Call me crazy, but I actually don’t mind that being the case. Transferring shouldn’t happen without it hurting a little bit. Let them leave their school in May at the end of the semester and enroll for Summer at their new school. Otherwise just leave before the start of the season and sit out a year not in school anywhere. Quitting on your teammates with games left to play is a punk move in my book. It should be a two way street and the system should not encourage transferring through extraordinarily soft transfer rules.
 

Sangria Wine

Active Member
As of this weekend, we have 95 (per someone on 247 sports whom I trust) on scholarship. That means at least 10 cuts, as the kids that really wanted to leave have already done so.
An equally punk move as the guys leaving with games left to play. The whole system needs a slap on the neck. Two way street and just do what’s right by both the players and the program.
 

Limey Frog

Full Member
In defense of whatever this thread was called before everyone wet themselves and it was changed, when was the last time anyone had a little conniption fit over references to professional franchises "trading" a player? No one ever says "trade the rights player X's contract," that's too cumbersome. You know what they mean when they say "trade player X". In soccer its even more direct. There are transfer fees to acquire players from a club he's still under contract with. Everyone refers to that as "buying/selling a player". I never heard anyone melt down over that. Quit being so pedantic and self-righteous.

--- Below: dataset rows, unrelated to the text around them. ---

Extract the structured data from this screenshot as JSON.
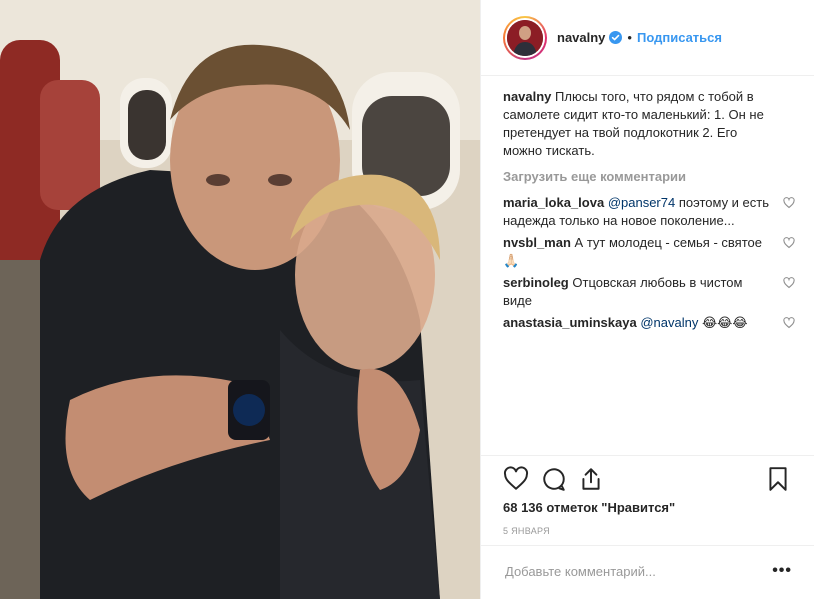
{
  "header": {
    "username": "navalny",
    "separator": "•",
    "follow_label": "Подписаться"
  },
  "caption": {
    "username": "navalny",
    "text": "Плюсы того, что рядом с тобой в самолете сидит кто-то маленький: 1. Он не претендует на твой подлокотник 2. Его можно тискать."
  },
  "load_more_label": "Загрузить еще комментарии",
  "comments": [
    {
      "username": "maria_loka_lova",
      "mention": "@panser74",
      "text": " поэтому и есть надежда только на новое поколение..."
    },
    {
      "username": "nvsbl_man",
      "mention": "",
      "text": "А тут молодец - семья - святое🙏🏻"
    },
    {
      "username": "serbinoleg",
      "mention": "",
      "text": "Отцовская любовь в чистом виде"
    },
    {
      "username": "anastasia_uminskaya",
      "mention": "@navalny",
      "text": " 😂😂😂"
    }
  ],
  "likes_text": "68 136 отметок \"Нравится\"",
  "date_text": "5 ЯНВАРЯ",
  "add_comment_placeholder": "Добавьте комментарий...",
  "more_label": "•••",
  "icons": [
    "heart-icon",
    "comment-icon",
    "share-icon",
    "bookmark-icon",
    "verified-icon"
  ],
  "colors": {
    "link": "#3897f0",
    "text": "#262626",
    "muted": "#999999",
    "mention": "#003569",
    "border": "#efefef"
  }
}
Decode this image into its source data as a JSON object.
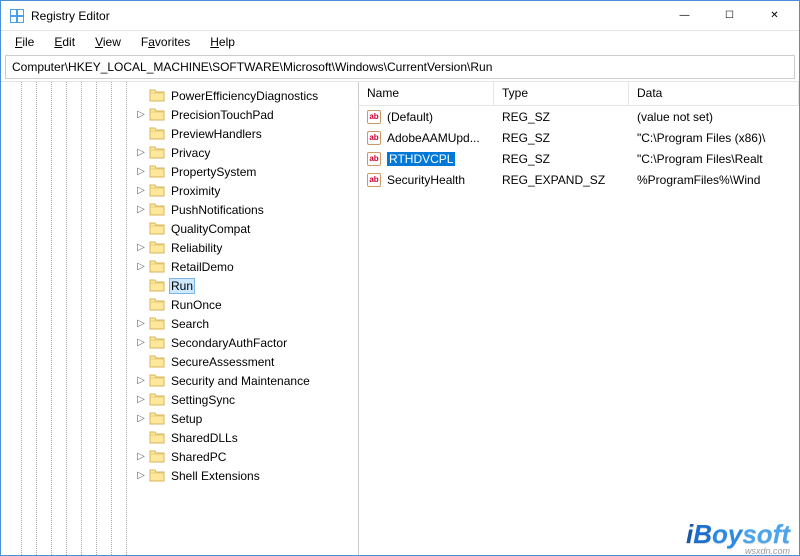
{
  "title": "Registry Editor",
  "window_controls": {
    "min": "—",
    "max": "☐",
    "close": "✕"
  },
  "menu": [
    {
      "accel": "F",
      "rest": "ile"
    },
    {
      "accel": "E",
      "rest": "dit"
    },
    {
      "accel": "V",
      "rest": "iew"
    },
    {
      "accel": "",
      "rest": "F",
      "accel2": "a",
      "rest2": "vorites"
    },
    {
      "accel": "H",
      "rest": "elp"
    }
  ],
  "address": "Computer\\HKEY_LOCAL_MACHINE\\SOFTWARE\\Microsoft\\Windows\\CurrentVersion\\Run",
  "guides": [
    20,
    35,
    50,
    65,
    80,
    95,
    110,
    125
  ],
  "tree": [
    {
      "label": "PowerEfficiencyDiagnostics",
      "exp": ""
    },
    {
      "label": "PrecisionTouchPad",
      "exp": ">"
    },
    {
      "label": "PreviewHandlers",
      "exp": ""
    },
    {
      "label": "Privacy",
      "exp": ">"
    },
    {
      "label": "PropertySystem",
      "exp": ">"
    },
    {
      "label": "Proximity",
      "exp": ">"
    },
    {
      "label": "PushNotifications",
      "exp": ">"
    },
    {
      "label": "QualityCompat",
      "exp": ""
    },
    {
      "label": "Reliability",
      "exp": ">"
    },
    {
      "label": "RetailDemo",
      "exp": ">"
    },
    {
      "label": "Run",
      "exp": "",
      "selected": true
    },
    {
      "label": "RunOnce",
      "exp": ""
    },
    {
      "label": "Search",
      "exp": ">"
    },
    {
      "label": "SecondaryAuthFactor",
      "exp": ">"
    },
    {
      "label": "SecureAssessment",
      "exp": ""
    },
    {
      "label": "Security and Maintenance",
      "exp": ">"
    },
    {
      "label": "SettingSync",
      "exp": ">"
    },
    {
      "label": "Setup",
      "exp": ">"
    },
    {
      "label": "SharedDLLs",
      "exp": ""
    },
    {
      "label": "SharedPC",
      "exp": ">"
    },
    {
      "label": "Shell Extensions",
      "exp": ">",
      "cut": true
    }
  ],
  "columns": {
    "name": "Name",
    "type": "Type",
    "data": "Data"
  },
  "values": [
    {
      "name": "(Default)",
      "type": "REG_SZ",
      "data": "(value not set)"
    },
    {
      "name": "AdobeAAMUpd...",
      "type": "REG_SZ",
      "data": "\"C:\\Program Files (x86)\\"
    },
    {
      "name": "RTHDVCPL",
      "type": "REG_SZ",
      "data": "\"C:\\Program Files\\Realt",
      "selected": true
    },
    {
      "name": "SecurityHealth",
      "type": "REG_EXPAND_SZ",
      "data": "%ProgramFiles%\\Wind"
    }
  ],
  "watermark": {
    "i": "i",
    "b": "B",
    "oy": "oy",
    "soft": "soft"
  },
  "wsx": "wsxdn.com"
}
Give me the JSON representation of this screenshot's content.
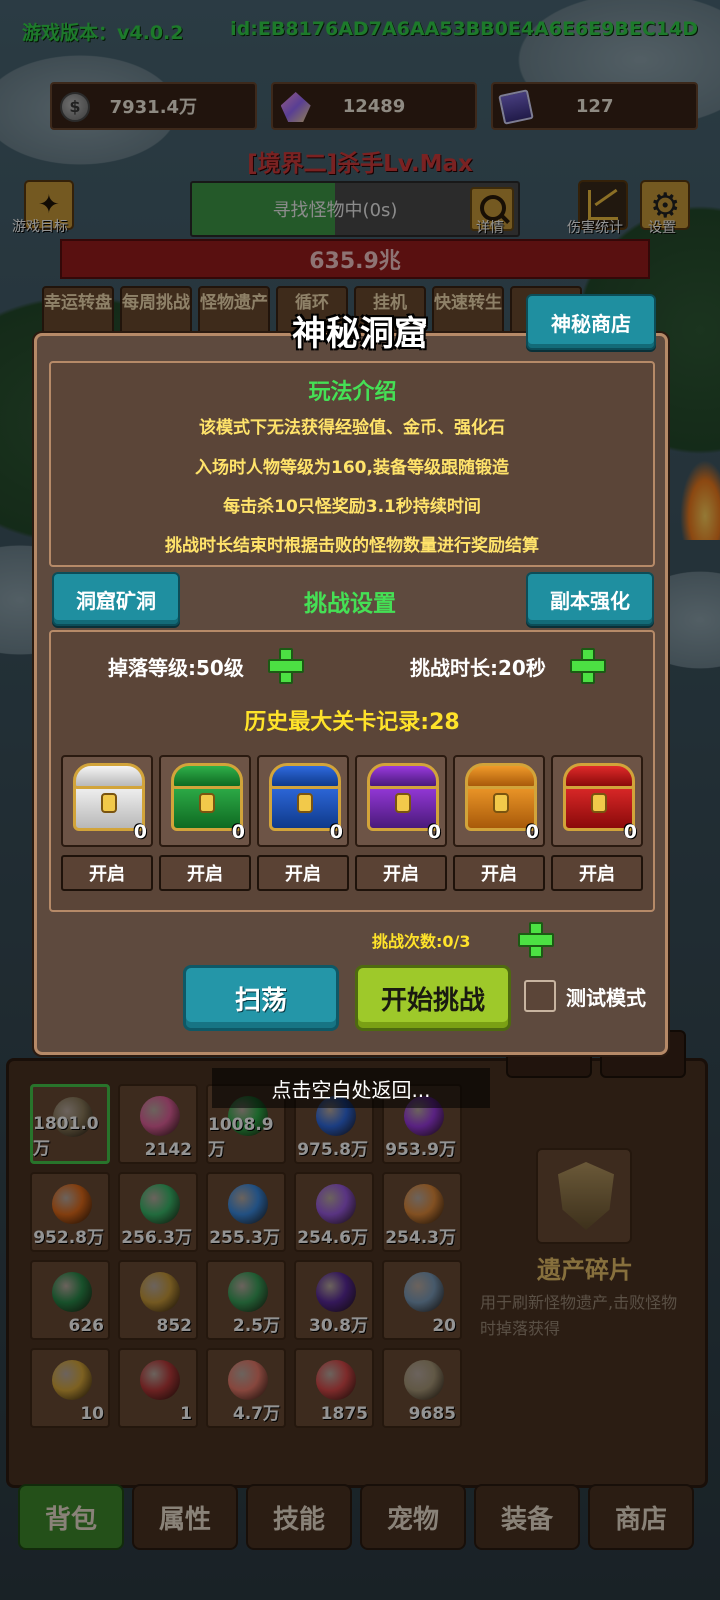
{
  "colors": {
    "accent_green": "#45e055",
    "accent_yellow": "#ffe32a",
    "teal_button": "#1f8fa0",
    "modal_bg": "#5e4a3e",
    "hp_red": "#9a1c1c"
  },
  "header": {
    "version_label": "游戏版本：v4.0.2",
    "player_id": "id:EB8176AD7A6AA53BB0E4A6E6E9BEC14D"
  },
  "resources": [
    {
      "icon": "silver-coin-icon",
      "value": "7931.4万"
    },
    {
      "icon": "crystal-icon",
      "value": "12489"
    },
    {
      "icon": "card-icon",
      "value": "127"
    }
  ],
  "player_title": "[境界二]杀手Lv.Max",
  "search": {
    "status": "寻找怪物中(0s)",
    "progress": 0.44,
    "detail_label": "详情"
  },
  "side_buttons": {
    "game_goal": "游戏目标",
    "damage_stats": "伤害统计",
    "settings": "设置"
  },
  "hp_value": "635.9兆",
  "mode_tabs": [
    "幸运转盘",
    "每周挑战",
    "怪物遗产",
    "循环",
    "挂机",
    "快速转生",
    ""
  ],
  "modal": {
    "title": "神秘洞窟",
    "shop_button": "神秘商店",
    "intro_title": "玩法介绍",
    "intro_lines": [
      "该模式下无法获得经验值、金币、强化石",
      "入场时人物等级为160,装备等级跟随锻造",
      "每击杀10只怪奖励3.1秒持续时间",
      "挑战时长结束时根据击败的怪物数量进行奖励结算"
    ],
    "mine_button": "洞窟矿洞",
    "settings_title": "挑战设置",
    "enhance_button": "副本强化",
    "drop_level": "掉落等级:50级",
    "challenge_duration": "挑战时长:20秒",
    "record": "历史最大关卡记录:28",
    "chests": [
      {
        "color": "white",
        "count": "0",
        "open_label": "开启"
      },
      {
        "color": "green",
        "count": "0",
        "open_label": "开启"
      },
      {
        "color": "blue",
        "count": "0",
        "open_label": "开启"
      },
      {
        "color": "purple",
        "count": "0",
        "open_label": "开启"
      },
      {
        "color": "orange",
        "count": "0",
        "open_label": "开启"
      },
      {
        "color": "red",
        "count": "0",
        "open_label": "开启"
      }
    ],
    "attempts": "挑战次数:0/3",
    "sweep_button": "扫荡",
    "start_button": "开始挑战",
    "test_mode_label": "测试模式"
  },
  "back_hint": "点击空白处返回...",
  "bag": {
    "items": [
      {
        "icon": "legacy-shard-icon",
        "count": "1801.0万",
        "color": "#8a7a5a"
      },
      {
        "icon": "pink-gem-icon",
        "count": "2142",
        "color": "#e0609a"
      },
      {
        "icon": "green-orb-icon",
        "count": "1008.9万",
        "color": "#2fae4a"
      },
      {
        "icon": "blue-orb-icon",
        "count": "975.8万",
        "color": "#2f6adf"
      },
      {
        "icon": "purple-orb-icon",
        "count": "953.9万",
        "color": "#9a3adf"
      },
      {
        "icon": "orange-orb-icon",
        "count": "952.8万",
        "color": "#e06a1a"
      },
      {
        "icon": "green-swirl-icon",
        "count": "256.3万",
        "color": "#3ab86a"
      },
      {
        "icon": "blue-swirl-icon",
        "count": "255.3万",
        "color": "#3a8ae0"
      },
      {
        "icon": "purple-swirl-icon",
        "count": "254.6万",
        "color": "#9a5ae0"
      },
      {
        "icon": "orange-swirl-icon",
        "count": "254.3万",
        "color": "#e08a3a"
      },
      {
        "icon": "green-rune-icon",
        "count": "626",
        "color": "#2a8a4a"
      },
      {
        "icon": "treasure-chest-icon",
        "count": "852",
        "color": "#c89a3a"
      },
      {
        "icon": "green-pearls-icon",
        "count": "2.5万",
        "color": "#3aa05a"
      },
      {
        "icon": "grape-icon",
        "count": "30.8万",
        "color": "#5a2a9a"
      },
      {
        "icon": "map-scroll-icon",
        "count": "20",
        "color": "#7a9ab8"
      },
      {
        "icon": "golden-hand-icon",
        "count": "10",
        "color": "#d8a83a"
      },
      {
        "icon": "amulet-icon",
        "count": "1",
        "color": "#b83a3a"
      },
      {
        "icon": "peach-icon",
        "count": "4.7万",
        "color": "#e87a6a"
      },
      {
        "icon": "gift-box-icon",
        "count": "1875",
        "color": "#d84a4a"
      },
      {
        "icon": "scroll-icon",
        "count": "9685",
        "color": "#a89878"
      }
    ],
    "detail": {
      "name": "遗产碎片",
      "description": "用于刷新怪物遗产,击败怪物时掉落获得"
    }
  },
  "bottom_nav": [
    "背包",
    "属性",
    "技能",
    "宠物",
    "装备",
    "商店"
  ]
}
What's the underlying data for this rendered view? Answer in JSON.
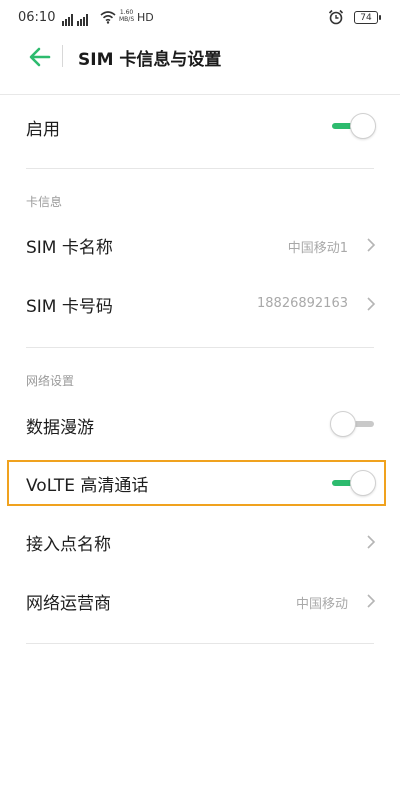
{
  "status_bar": {
    "time": "06:10",
    "network_speed_value": "1.60",
    "network_speed_unit": "MB/S",
    "hd": "HD",
    "battery": "74"
  },
  "header": {
    "title": "SIM 卡信息与设置"
  },
  "rows": {
    "enable": {
      "label": "启用",
      "enabled": true
    },
    "card_info_section": "卡信息",
    "sim_name": {
      "label": "SIM 卡名称",
      "value": "中国移动1"
    },
    "sim_number": {
      "label": "SIM 卡号码",
      "value": "18826892163"
    },
    "network_section": "网络设置",
    "data_roaming": {
      "label": "数据漫游",
      "enabled": false
    },
    "volte": {
      "label": "VoLTE 高清通话",
      "enabled": true
    },
    "apn": {
      "label": "接入点名称"
    },
    "carrier": {
      "label": "网络运营商",
      "value": "中国移动"
    }
  },
  "colors": {
    "accent": "#2dbb6e",
    "highlight": "#f0a21e"
  }
}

To the substantive point of the OP, we need collective bargaining with a player's association, revenue sharing from TV money, and reclassify players as student-workers. I'm sure that transition would be a huge logistical headache, but they players generate the money and they should be the ones who earn it. What football is becoming in order to avoid those changes is something that won't even be worth watching. Right now you can't even predict who will play for what school next week.
 

Chongo94

Active Member
In defense of whatever this thread was called before everyone wet themselves and it was changed, when was the last time anyone had a little conniption fit over references to professional franchises "trading" a player? No one ever says "trade the rights player X's contract," that's too cumbersome. You know what they mean when they say "trade player X". In soccer its even more direct. There are transfer fees to acquire players from a club he's still under contract with. Everyone refers to that as "buying/selling a player". I never heard anyone melt down over that. Quit being so pedantic and self-righteous.

To the substantive point of the OP, we need collective bargaining with a player's association, revenue sharing from TV money, and reclassify players as student-workers. I'm sure that transition would be a huge logistical headache, but they players generate the money and they should be the ones who earn it. What football is becoming in order to avoid those changes is something that won't even be worth watching. Right now you can't even predict who will play for what school next week.
Well, to be fair, those players are still professional and have some agency over themselves and their contracts despite what the language of the deal makes it seem like.

College players do not due to various issues. And again, the difference is college vs pro, which is not something I want to debate here as it has been done so already ad nauseam.

You can make the argument you do above and you have some good points but at the end of the day, these kids are still college kids and using the phrasing originally used is incredibly obtuse.